Kinsman intentó sentarse.

—Frank… tenemos que llegar al avión cohete. Ahora.

El dolor aumentó dentro de él. Era como si rieles de acero ardiendo le cruzaran el pecho, los brazos, y luego por todo el cuerpo. ¡No!, gritó dentro de sí. ¡Todavía no! Pero no podía ver nada. Todo se volvió negro.

A la distancia oyó la voz alarmada de Landau:

—Es demasiado… demasiado…

VIERNES 31 DE DICIEMBRE DE 1999, 23:58 HT

Había algo que lo hacía sacudirse. Un murmullo como un quejido le hacía vibrar los huesos. No podía moverse. Sentía que su cuerpo estaba adherido a alguna cosa.
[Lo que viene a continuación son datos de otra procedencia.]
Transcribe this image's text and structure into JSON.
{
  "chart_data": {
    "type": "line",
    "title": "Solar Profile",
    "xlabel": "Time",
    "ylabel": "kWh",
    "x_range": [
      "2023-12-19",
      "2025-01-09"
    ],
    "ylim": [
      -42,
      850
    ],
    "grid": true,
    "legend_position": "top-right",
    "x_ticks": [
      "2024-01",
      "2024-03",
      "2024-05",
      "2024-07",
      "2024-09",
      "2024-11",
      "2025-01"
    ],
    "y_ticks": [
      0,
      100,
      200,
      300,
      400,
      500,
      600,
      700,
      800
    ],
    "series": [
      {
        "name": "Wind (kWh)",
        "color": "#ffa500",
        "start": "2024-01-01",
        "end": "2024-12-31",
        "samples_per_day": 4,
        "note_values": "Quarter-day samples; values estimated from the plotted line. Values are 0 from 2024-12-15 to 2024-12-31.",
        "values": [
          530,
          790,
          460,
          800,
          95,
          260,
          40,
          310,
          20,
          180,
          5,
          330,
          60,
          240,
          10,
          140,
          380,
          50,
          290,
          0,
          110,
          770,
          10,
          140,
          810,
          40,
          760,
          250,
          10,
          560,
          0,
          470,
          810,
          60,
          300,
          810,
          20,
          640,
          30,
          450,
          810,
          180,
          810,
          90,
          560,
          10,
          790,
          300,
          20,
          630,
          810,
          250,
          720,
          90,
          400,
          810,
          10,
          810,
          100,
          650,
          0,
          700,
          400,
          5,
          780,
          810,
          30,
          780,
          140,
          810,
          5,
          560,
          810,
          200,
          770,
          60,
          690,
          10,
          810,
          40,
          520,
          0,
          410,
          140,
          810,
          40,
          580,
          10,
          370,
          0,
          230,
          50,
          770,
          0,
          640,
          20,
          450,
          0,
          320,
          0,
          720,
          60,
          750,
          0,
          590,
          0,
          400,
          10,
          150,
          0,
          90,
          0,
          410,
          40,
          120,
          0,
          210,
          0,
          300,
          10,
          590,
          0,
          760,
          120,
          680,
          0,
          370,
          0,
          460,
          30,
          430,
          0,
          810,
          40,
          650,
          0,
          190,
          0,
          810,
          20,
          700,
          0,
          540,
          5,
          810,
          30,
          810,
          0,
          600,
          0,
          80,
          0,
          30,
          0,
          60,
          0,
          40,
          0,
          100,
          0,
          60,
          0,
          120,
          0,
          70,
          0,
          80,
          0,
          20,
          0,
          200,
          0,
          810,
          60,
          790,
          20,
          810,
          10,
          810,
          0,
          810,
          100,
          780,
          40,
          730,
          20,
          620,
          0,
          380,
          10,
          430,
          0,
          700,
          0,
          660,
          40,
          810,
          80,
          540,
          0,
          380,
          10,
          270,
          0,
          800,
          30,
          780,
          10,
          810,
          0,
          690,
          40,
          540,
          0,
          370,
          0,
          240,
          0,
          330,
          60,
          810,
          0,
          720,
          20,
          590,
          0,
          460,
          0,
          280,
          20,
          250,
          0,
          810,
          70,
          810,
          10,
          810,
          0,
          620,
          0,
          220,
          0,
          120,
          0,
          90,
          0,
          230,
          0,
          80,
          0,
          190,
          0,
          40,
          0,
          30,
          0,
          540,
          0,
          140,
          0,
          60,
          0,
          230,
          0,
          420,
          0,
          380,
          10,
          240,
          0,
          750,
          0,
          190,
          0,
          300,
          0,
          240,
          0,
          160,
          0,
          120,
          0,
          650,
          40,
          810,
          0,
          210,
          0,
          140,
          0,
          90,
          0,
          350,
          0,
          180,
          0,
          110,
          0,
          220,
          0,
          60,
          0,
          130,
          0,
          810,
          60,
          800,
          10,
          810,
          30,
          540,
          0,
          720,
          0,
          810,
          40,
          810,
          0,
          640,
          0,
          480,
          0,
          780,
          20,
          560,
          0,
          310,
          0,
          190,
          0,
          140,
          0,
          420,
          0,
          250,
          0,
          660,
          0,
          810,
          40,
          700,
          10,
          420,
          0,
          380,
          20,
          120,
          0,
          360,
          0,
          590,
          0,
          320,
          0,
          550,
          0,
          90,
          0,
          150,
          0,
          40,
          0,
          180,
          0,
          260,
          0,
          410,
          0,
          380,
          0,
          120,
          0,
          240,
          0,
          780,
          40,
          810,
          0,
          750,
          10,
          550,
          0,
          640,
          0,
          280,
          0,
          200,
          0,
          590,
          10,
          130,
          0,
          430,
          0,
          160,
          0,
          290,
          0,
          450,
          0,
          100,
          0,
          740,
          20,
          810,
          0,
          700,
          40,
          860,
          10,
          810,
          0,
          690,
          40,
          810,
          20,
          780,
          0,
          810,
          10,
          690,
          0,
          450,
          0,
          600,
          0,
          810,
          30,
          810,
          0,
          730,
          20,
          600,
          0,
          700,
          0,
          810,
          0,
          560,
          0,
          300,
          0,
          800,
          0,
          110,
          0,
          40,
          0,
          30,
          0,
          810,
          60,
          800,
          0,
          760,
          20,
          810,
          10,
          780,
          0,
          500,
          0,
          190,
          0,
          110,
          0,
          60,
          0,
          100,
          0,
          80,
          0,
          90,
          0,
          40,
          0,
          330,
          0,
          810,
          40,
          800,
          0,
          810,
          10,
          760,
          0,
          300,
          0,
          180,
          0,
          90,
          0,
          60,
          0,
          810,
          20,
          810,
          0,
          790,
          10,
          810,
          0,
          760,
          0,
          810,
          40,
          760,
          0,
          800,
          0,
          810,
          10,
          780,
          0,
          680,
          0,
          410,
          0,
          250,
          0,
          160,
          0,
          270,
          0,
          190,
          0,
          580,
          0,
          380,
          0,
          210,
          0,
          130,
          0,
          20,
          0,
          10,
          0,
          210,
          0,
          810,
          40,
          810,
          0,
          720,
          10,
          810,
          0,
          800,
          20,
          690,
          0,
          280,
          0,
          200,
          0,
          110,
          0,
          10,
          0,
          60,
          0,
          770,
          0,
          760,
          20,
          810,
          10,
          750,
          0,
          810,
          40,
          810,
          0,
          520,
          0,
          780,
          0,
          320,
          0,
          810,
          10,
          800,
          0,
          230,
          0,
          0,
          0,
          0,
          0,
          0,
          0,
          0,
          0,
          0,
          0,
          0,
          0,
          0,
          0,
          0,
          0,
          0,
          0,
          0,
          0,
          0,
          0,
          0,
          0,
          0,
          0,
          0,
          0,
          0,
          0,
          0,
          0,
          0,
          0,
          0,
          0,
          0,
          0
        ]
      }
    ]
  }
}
Una voz… ¿La de Marrett? La voz gritaba por sobre el ruido de un motor.

—Les dije que les daríamos la más seca de las malditas primaveras que jamás se haya visto en el continente. Y lo haremos. De Paolo está hablando por teléfono con el presidente en este momento.

Kinsman se esforzó por abrir los ojos. Fue todo un esfuerzo de voluntad. Su cabeza estaba vuelta hacia una pequeña ventana. Comenzó a comprender lentamente en su nebuloso cerebro: helicóptero. Los recogieron con un helicóptero en el techo.

—…De modo que comenzaron a buscarme. Hugh apareció en medio de la fiesta con un escuadrón entero de la policía de seguridad de las Naciones Unidas. ¡La mitad de la gente creyó que era un allanamiento por drogas!

Kinsman trató de ver la escena afuera. Aún era de noche. Las luces de la ciudad pasaban por debajo de ellos. A la distancia se veía el río, los rascacielos…

¡Oh, Dios mío!

Fuego. Las llamas subían, reflejándose doblemente en el río y en los cristales del edificio de la Secretaría General de la ONU. Lo están quemando, están quemando el edificio de las Naciones Unidas…

—El fuego es cada vez peor —dijo alguien.

La voz de Marrett respondió:

—Por supuesto. Los malditos bomberos no pueden acercarse a causa del gentío.

—Qué tontos somos los mortales… —Era la voz de Harriman. Se la oía muy cansada, muy deprimida.

—¡Eh, ya es medianoche!

—Fantástico.

—Feliz maldito Año Nuevo.

El murmullo de voces continuó, pero Kinsman no podía prestar atención. Estaba observando el edificio de las Naciones Unidas, que era devorado por las llamas.